In a finale likely to be divisive, Sam Shaw and Dustin Thomason craft an ideologically charged ending that’s more thoughtful than terrifying.
Castle Rock -- "Filter" - Episode 106 - Henry’s son visits from Boston; a funeral stirs up unsettling memories. Shown:  Henry Deaver (Andre Holland) (Photo by: Patrick Harbron/Hulu)
Andre Holland in "Castle Rock"
Dana Starbard/Hulu

[Editor’s Note: The following review contains spoilers for “Castle Rock” Season 1, Episode 10, “Romans” — the first season’s finale.]

After a wild episode set in an entirely new timeline, “Castle Rock” used the shaky ground established in “Henry Deaver” to provide moral instability in “Romans,” the Season 1 finale. What could have been a bloodbath, with mankind’s last decent man battling the devil incarnate, turned out to be a consideration of faith, certainty, and moral capability.

In a world of extreme actions (like Ruth killing Alan or, you know, the existence of alternate universes), creators Sam Shaw and Dustin Thomason have crafted an ending focused on doubt. One could argue it’s anti-death penalty and even anti-violence, which despite a few narrative hiccups, is quite the unexpected conclusion for a series set in the home of Stephen King’s many evil creations.

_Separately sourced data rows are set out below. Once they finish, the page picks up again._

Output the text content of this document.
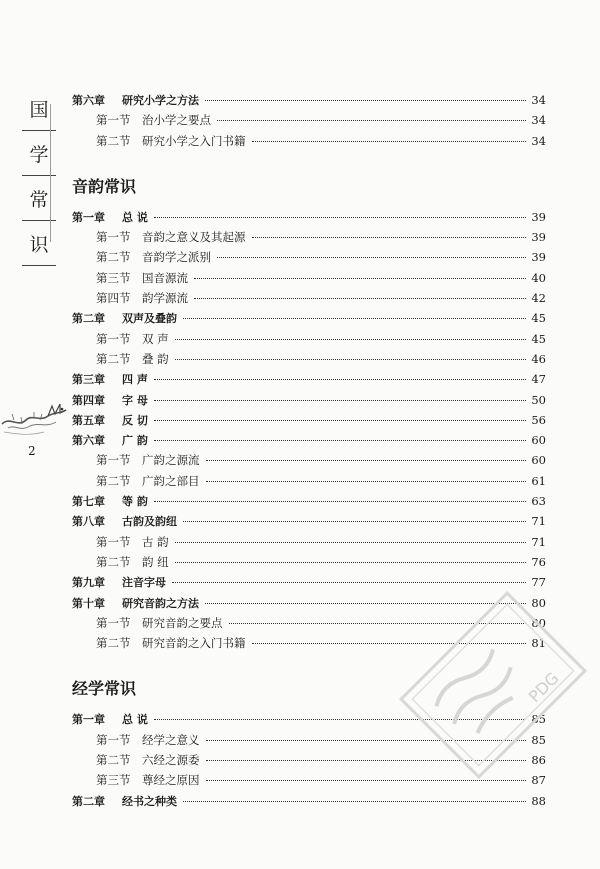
国
学
常
识
2
第六章	研究小学之方法	34
第一节	治小学之要点	34
第二节	研究小学之入门书籍	34
音韵常识
第一章	总 说	39
第一节	音韵之意义及其起源	39
第二节	音韵学之派别	39
第三节	国音源流	40
第四节	韵学源流	42
第二章	双声及叠韵	45
第一节	双 声	45
第二节	叠 韵	46
第三章	四 声	47
第四章	字 母	50
第五章	反 切	56
第六章	广 韵	60
第一节	广韵之源流	60
第二节	广韵之部目	61
第七章	等 韵	63
第八章	古韵及韵纽	71
第一节	古 韵	71
第二节	韵 纽	76
第九章	注音字母	77
第十章	研究音韵之方法	80
第一节	研究音韵之要点	80
第二节	研究音韵之入门书籍	81
经学常识
第一章	总 说	85
第一节	经学之意义	85
第二节	六经之源委	86
第三节	尊经之原因	87
第二章	经书之种类	88
PDG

As flashed in the catch-up montage, the ending directly connected to the beginning. During our introduction to Henry (Andre Holland), the defense attorney was asking the journey how much doubt they were comfortable with when deciding to take a man’s life. He said he’d have to be “certain,” and that moral conviction bore out; despite watching The Kid (Bill Skarsgard) incite a murderous jailhouse riot, hold him hostage at gunpoint, and even briefly turn into the devil himself, Henry can’t pull the trigger.

Neither, it turns out, could Warden Lacy (Terry O’Quinn). During the episode’s opening, The Kid’s original captor held a gun to his prisoner’s face and willed himself to shoot. Without hearing the command from God — the same voice that told him to throw The Kid into a windowless cell for decades on end — he could not. Now, Henry is in the same position, and he’s willing to put himself in that position for as long as he can take it. “Look how things turned out for him,” The Kid tells Henry, after receiving a surprise Christmas dinner.

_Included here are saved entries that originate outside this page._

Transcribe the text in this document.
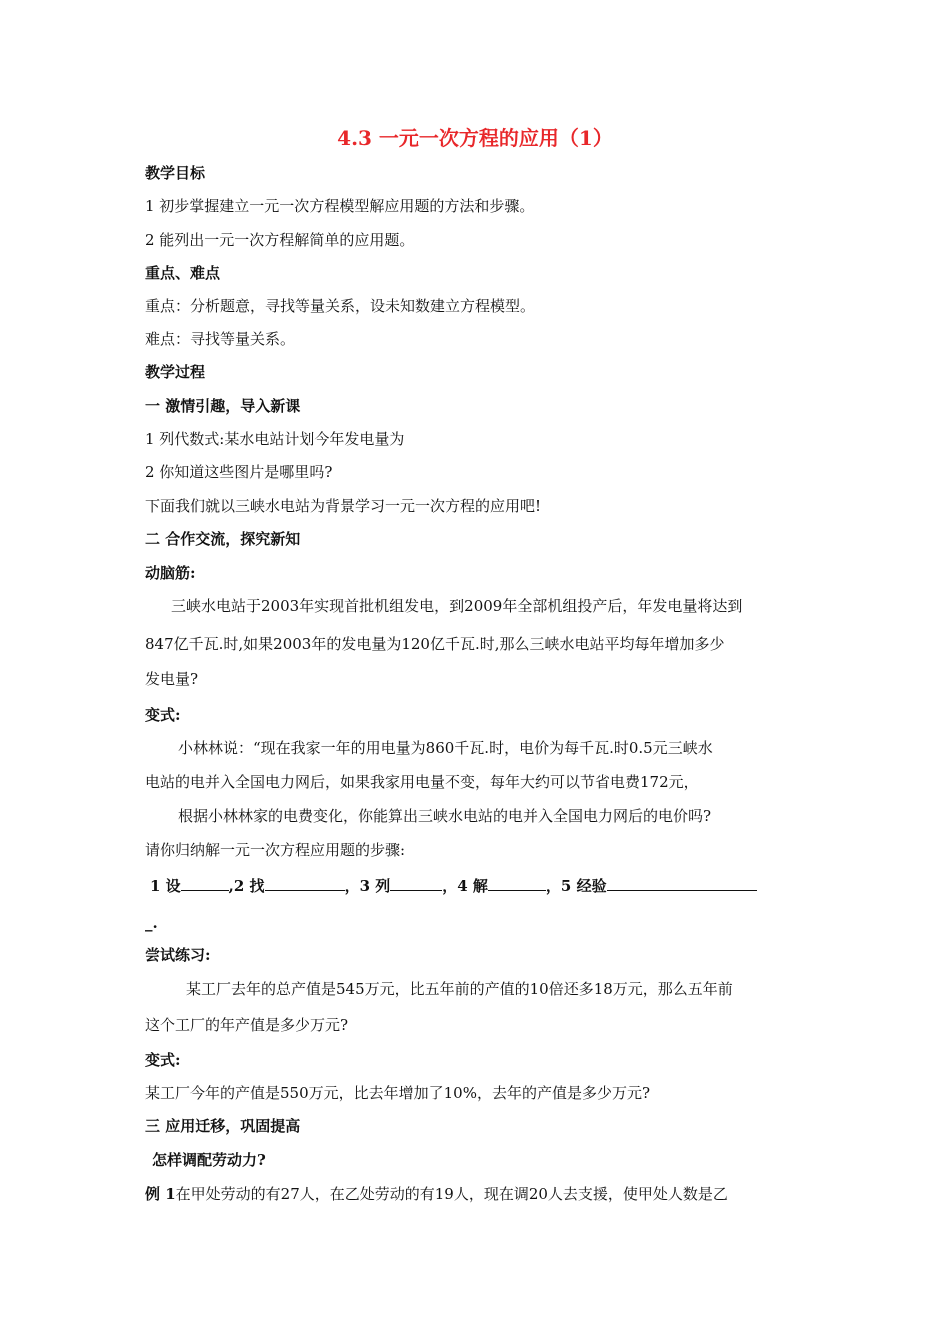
4.3 一元一次方程的应用（1）
教学目标
1 初步掌握建立一元一次方程模型解应用题的方法和步骤。
2 能列出一元一次方程解简单的应用题。
重点、难点
重点：分析题意，寻找等量关系，设未知数建立方程模型。
难点：寻找等量关系。
教学过程
一 激情引趣，导入新课
1 列代数式:某水电站计划今年发电量为
2 你知道这些图片是哪里吗?
下面我们就以三峡水电站为背景学习一元一次方程的应用吧!
二 合作交流，探究新知
动脑筋:
三峡水电站于2003年实现首批机组发电，到2009年全部机组投产后，年发电量将达到
847亿千瓦.时,如果2003年的发电量为120亿千瓦.时,那么三峡水电站平均每年增加多少
发电量?
变式:
小林林说：“现在我家一年的用电量为860千瓦.时，电价为每千瓦.时0.5元三峡水
电站的电并入全国电力网后，如果我家用电量不变，每年大约可以节省电费172元，
根据小林林家的电费变化，你能算出三峡水电站的电并入全国电力网后的电价吗?
请你归纳解一元一次方程应用题的步骤:
1 设	,2 找	，3 列	，4 解	，5 经验
_.
尝试练习:
某工厂去年的总产值是545万元，比五年前的产值的10倍还多18万元，那么五年前
这个工厂的年产值是多少万元?
变式:
某工厂今年的产值是550万元，比去年增加了10%，去年的产值是多少万元?
三 应用迁移，巩固提高
怎样调配劳动力?
例 1在甲处劳动的有27人，在乙处劳动的有19人，现在调20人去支援，使甲处人数是乙
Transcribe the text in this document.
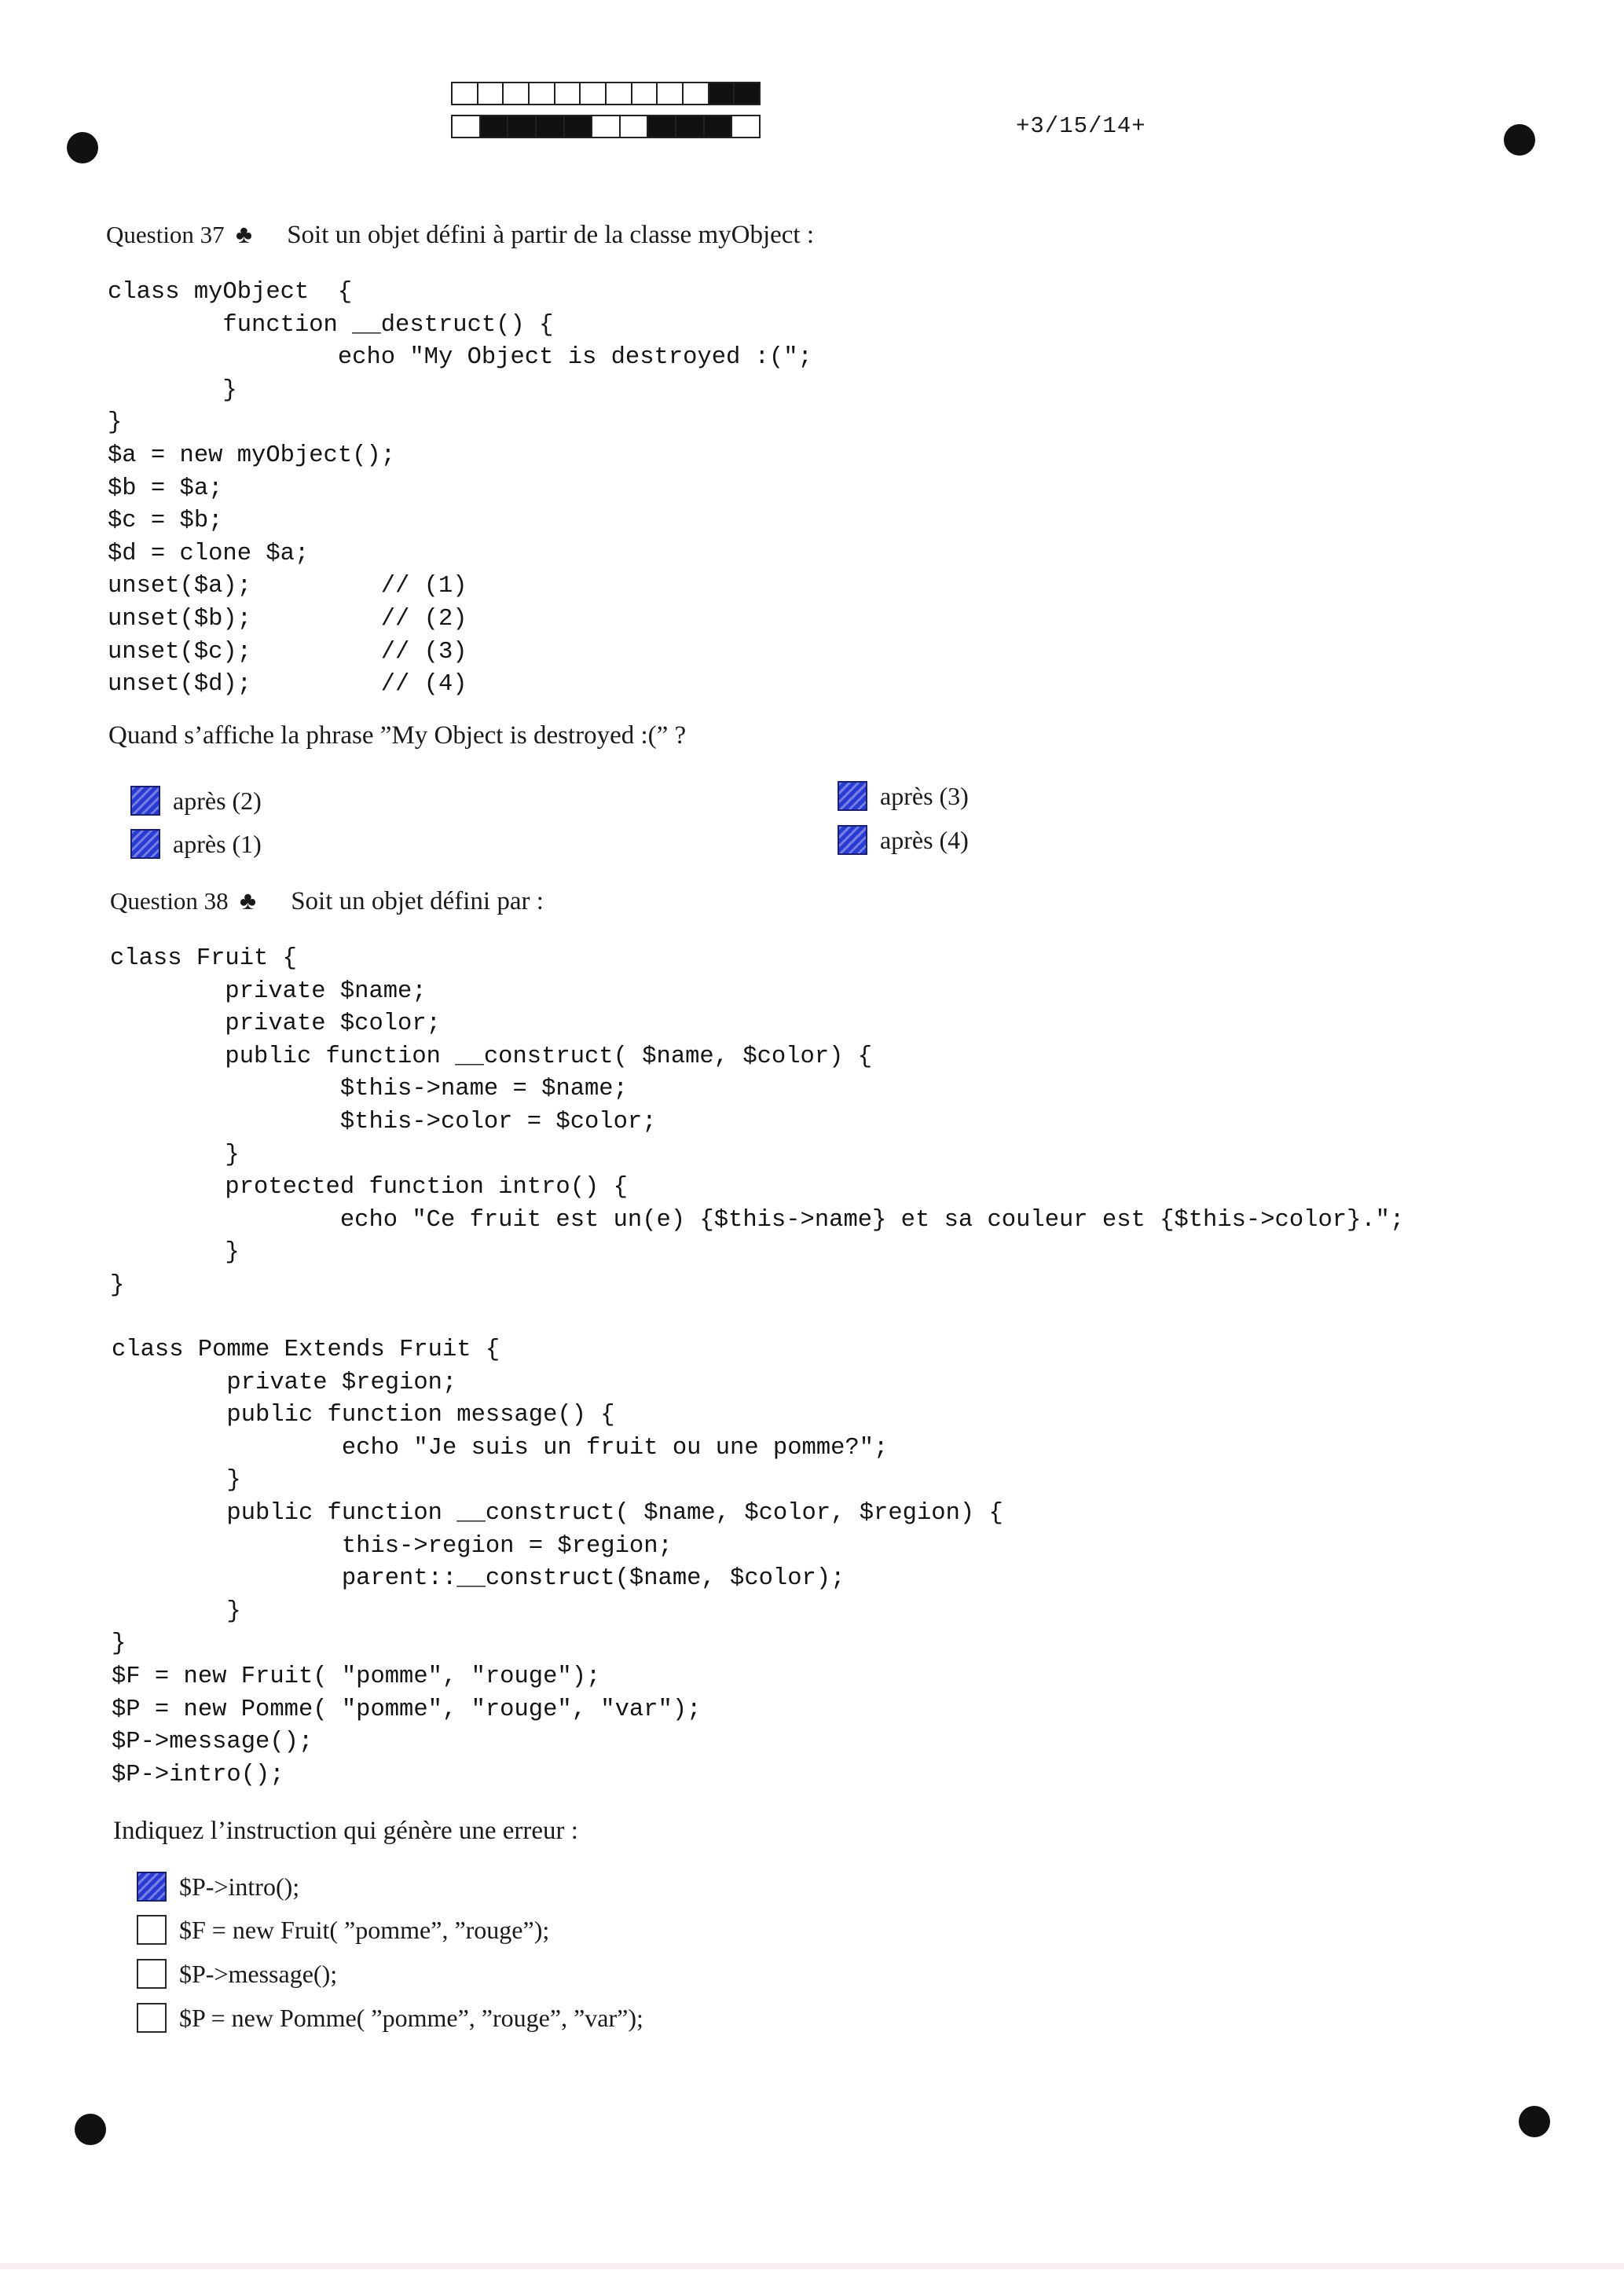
+3/15/14+
Question 37 ♣ Soit un objet défini à partir de la classe myObject :
class myObject  {
function __destruct() {
echo "My Object is destroyed :(";
}
}
$a = new myObject();
$b = $a;
$c = $b;
$d = clone $a;
unset($a);         // (1)
unset($b);         // (2)
unset($c);         // (3)
unset($d);         // (4)
Quand s’affiche la phrase ”My Object is destroyed :(” ?
après (2)
après (1)
après (3)
après (4)
Question 38 ♣ Soit un objet défini par :
class Fruit {
private $name;
private $color;
public function __construct( $name, $color) {
$this->name = $name;
$this->color = $color;
}
protected function intro() {
echo "Ce fruit est un(e) {$this->name} et sa couleur est {$this->color}.";
}
}
class Pomme Extends Fruit {
private $region;
public function message() {
echo "Je suis un fruit ou une pomme?";
}
public function __construct( $name, $color, $region) {
this->region = $region;
parent::__construct($name, $color);
}
}
$F = new Fruit( "pomme", "rouge");
$P = new Pomme( "pomme", "rouge", "var");
$P->message();
$P->intro();
Indiquez l’instruction qui génère une erreur :
$P->intro();
$F = new Fruit( ”pomme”, ”rouge”);
$P->message();
$P = new Pomme( ”pomme”, ”rouge”, ”var”);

Castle Rock -- "Henry Deaver" - Episode 109 - A world beyond these walls. Bill Skarsgard, shown. (Photo by: Dana Starbard/Hulu)
Bill Skarsgard in “Castle Rock”Dana Starbard/Hulu

This parallel is telling. Henry’s inability to decisively put an end to The Kid — who may be a version of Henry from another dimension, accidentally trapped here — leads to a foregone conclusion: his own demise. Henry will do all he can to avoid the same fate as Warden Lacy, but the knowledge of where he’s headed begs dozens of relevant questions: Should he kill him to save himself? Should we, as a society, kill anyone to save ourselves? Do we let murderers live, knowing they could escape (or be let free) and kill again? Is it our right to decide who’s evil and who’s a victim of circumstance? How much evidence is needed to justify a death sentence — and is there ever enough?

By forcing Henry to see himself in The Kid, Shaw and Thomason turn the question inward. After identifying with Henry all season, Episode 9 forced viewers to shift our association: Henry was now The Kid, and The Kid was now Henry, in kid form. Viewers have to look at what Henry did and ask themselves, “What would I do?” While “Castle Rock” didn’t find a visceral method to connect the two timelines — it’s still far too easy to side with Henry’s final decision (or imagine him doing something worse), when locking up a young man for life should be far more unsettling — but shaking things up in the final few hours created space for contemplation.

“Castle Rock” Season 1 is rarely predictable. Often, episodes sacrificed serious frights for human drama, perhaps most of all in Episode 7, “The Queen.” For those stuck in The Overlook Hotel (as Diane “Jackie” Torrance hinted may be explored in Season 2 during the mid-credits sequence), that may not feel like Stephen King. But it’s important to remember The King of Horror wrote “The Shawshank Redemption” and “The Green Mile” in addition to “The Shining.” He’s an advocate, often a vocal one, and finding a balance between works on either end of the dramatic extremes is an impressive feat unto itself. “Castle Rock” embodies so much Stephen King, it’s bursting not only with Easter Eggs, but big, brainy thoughts. Let it sit for a minute. Odds are you’ll feel a chill in your spine and a tingle at the top of it.

Grade: B+

“Castle Rock” Season 1 is streaming now on Hulu.